Video berjudul "TUTORIAL TRIP | SPESIAL REQUEST CARA MENUJU STASIUN BOGOR DARI STASIUN JAKARTA KOTA" diunggah oleh JANG KAMAL. Video ini merupakan urutan ke-130 (Seratus tiga puluh) dari website ini dan telah ditonton oleh lebih dari 5153 (Lima ribu seratus lima puluh tiga) penonton. Video ini juga merupakan video urutan ke-3 (Tiga) dari artikel ini.

FILM DOKUMENTER SISI STASIUN JAKARTA KOTA (BEOS) [VIDEO EMPAT]

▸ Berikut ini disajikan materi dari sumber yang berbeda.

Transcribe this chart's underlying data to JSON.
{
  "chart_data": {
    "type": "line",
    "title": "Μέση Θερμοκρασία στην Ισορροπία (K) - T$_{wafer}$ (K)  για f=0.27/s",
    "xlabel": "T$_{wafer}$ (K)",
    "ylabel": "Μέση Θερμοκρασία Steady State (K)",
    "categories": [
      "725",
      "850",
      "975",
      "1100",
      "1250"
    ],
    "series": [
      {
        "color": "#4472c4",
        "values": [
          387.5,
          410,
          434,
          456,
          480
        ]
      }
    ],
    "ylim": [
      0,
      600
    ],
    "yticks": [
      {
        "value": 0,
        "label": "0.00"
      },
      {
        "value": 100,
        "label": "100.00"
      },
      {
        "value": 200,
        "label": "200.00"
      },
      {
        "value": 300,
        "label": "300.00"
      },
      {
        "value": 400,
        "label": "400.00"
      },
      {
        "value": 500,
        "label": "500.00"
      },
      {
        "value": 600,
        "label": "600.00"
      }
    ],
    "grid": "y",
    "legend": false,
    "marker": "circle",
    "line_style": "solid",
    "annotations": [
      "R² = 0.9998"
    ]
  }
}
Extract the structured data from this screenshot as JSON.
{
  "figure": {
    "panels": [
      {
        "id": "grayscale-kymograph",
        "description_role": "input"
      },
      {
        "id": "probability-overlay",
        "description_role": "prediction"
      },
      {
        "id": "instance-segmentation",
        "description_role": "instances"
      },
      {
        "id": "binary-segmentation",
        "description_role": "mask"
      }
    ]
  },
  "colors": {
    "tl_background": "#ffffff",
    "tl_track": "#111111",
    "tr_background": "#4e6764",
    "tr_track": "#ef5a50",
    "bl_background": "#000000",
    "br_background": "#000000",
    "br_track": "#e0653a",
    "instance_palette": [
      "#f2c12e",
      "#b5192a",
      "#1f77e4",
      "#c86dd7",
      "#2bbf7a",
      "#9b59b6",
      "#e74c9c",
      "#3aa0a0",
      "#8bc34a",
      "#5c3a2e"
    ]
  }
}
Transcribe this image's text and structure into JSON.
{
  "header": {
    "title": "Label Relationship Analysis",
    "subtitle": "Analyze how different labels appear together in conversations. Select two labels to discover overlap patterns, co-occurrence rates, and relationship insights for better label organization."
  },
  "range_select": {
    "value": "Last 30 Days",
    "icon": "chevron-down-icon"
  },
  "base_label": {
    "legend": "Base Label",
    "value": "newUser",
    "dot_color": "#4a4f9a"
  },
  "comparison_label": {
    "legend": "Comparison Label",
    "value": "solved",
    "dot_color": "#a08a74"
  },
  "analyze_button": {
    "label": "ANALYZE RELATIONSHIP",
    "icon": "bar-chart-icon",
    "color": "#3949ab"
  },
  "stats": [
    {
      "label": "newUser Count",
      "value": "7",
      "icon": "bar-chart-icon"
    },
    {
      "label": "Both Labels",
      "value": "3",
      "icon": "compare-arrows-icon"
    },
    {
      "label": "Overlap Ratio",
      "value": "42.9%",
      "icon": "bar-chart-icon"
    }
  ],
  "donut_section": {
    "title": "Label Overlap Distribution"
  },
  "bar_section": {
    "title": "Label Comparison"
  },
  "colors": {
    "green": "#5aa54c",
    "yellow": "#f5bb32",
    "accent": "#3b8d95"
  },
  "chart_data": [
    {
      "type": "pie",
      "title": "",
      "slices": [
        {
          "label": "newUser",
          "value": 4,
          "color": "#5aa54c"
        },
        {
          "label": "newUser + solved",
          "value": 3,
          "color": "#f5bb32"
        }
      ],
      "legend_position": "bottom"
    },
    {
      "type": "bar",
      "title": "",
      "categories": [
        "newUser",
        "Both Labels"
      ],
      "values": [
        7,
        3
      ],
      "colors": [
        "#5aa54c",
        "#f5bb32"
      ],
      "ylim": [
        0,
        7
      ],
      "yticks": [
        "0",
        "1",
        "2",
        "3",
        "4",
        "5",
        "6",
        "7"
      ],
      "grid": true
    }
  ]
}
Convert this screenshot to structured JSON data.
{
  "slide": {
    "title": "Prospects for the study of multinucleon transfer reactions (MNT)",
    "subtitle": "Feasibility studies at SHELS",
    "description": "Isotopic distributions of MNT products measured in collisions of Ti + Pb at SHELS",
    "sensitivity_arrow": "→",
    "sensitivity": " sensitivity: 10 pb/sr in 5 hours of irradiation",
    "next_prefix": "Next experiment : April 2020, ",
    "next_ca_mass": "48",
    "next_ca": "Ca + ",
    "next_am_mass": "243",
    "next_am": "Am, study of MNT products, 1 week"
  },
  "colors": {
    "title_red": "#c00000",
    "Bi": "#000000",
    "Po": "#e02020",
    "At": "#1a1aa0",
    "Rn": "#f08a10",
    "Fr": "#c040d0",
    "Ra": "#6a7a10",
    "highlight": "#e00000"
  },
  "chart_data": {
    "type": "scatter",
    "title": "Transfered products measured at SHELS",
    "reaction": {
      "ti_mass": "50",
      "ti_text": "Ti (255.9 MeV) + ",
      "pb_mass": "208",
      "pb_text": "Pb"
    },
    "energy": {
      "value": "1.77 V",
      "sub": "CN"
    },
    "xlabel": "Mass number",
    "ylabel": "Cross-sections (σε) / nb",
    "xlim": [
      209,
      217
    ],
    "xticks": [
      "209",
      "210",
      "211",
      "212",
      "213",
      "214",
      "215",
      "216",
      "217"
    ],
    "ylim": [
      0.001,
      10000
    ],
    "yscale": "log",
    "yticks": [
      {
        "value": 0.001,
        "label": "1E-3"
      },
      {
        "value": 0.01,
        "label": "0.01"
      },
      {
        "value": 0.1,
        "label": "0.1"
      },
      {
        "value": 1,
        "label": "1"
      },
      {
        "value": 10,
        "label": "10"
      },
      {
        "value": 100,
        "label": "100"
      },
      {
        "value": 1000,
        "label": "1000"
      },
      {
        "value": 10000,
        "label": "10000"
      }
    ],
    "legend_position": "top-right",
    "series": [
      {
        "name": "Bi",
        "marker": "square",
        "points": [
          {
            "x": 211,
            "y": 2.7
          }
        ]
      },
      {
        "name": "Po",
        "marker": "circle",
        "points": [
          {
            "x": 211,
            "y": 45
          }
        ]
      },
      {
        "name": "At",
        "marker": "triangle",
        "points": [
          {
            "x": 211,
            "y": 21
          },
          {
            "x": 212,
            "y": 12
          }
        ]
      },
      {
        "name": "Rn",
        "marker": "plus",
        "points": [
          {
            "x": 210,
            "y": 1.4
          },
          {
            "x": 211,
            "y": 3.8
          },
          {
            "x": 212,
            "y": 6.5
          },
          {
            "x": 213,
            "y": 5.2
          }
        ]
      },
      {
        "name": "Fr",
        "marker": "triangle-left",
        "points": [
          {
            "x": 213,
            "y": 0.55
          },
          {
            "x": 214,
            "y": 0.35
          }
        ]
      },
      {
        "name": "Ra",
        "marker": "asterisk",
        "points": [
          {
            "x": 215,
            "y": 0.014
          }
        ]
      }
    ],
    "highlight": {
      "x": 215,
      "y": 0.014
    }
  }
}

Penjelasan video "FILM DOKUMENTER SISI STASIUN JAKARTA KOTA (BEOS)" oleh Paulus Echya dengan penjelasan:

Film Dokumenter berkisah tentang stasiun Jakarta Kota (Beos) mulai dari Sejarah bangunan berdiri, sampai dengan arsitektur. Director: Paulus Echya Editor: Paulus Echya Cameraman: Adrian Octavianus,….

Video berjudul "FILM DOKUMENTER SISI STASIUN JAKARTA KOTA (BEOS)" diunggah oleh Paulus Echya. Video ini merupakan urutan ke-131 (Seratus tiga puluh satu) dari website ini dan telah ditonton oleh lebih dari 6798 (Enam ribu tujuh ratus sembilan puluh delapan) penonton. Video ini juga merupakan video urutan ke-4 (Empat) dari artikel ini.

FOTO GALERI

FOTO KESATU

About the Author

Swante Adi Krisna, S.H.

Collaborator & Editor

Website Programmer Autodidak sejak 2003, Graphic Designer Autodidak sejak 2002, Blogger sejak 2008, Jamaican Music Enthusiast sejak 2005, Gooners sejak 1998, Sarjana Hukum Pidana, dan sekarang Bagian Keluarga Besar Biro Hukum Kementerian Pertahanan.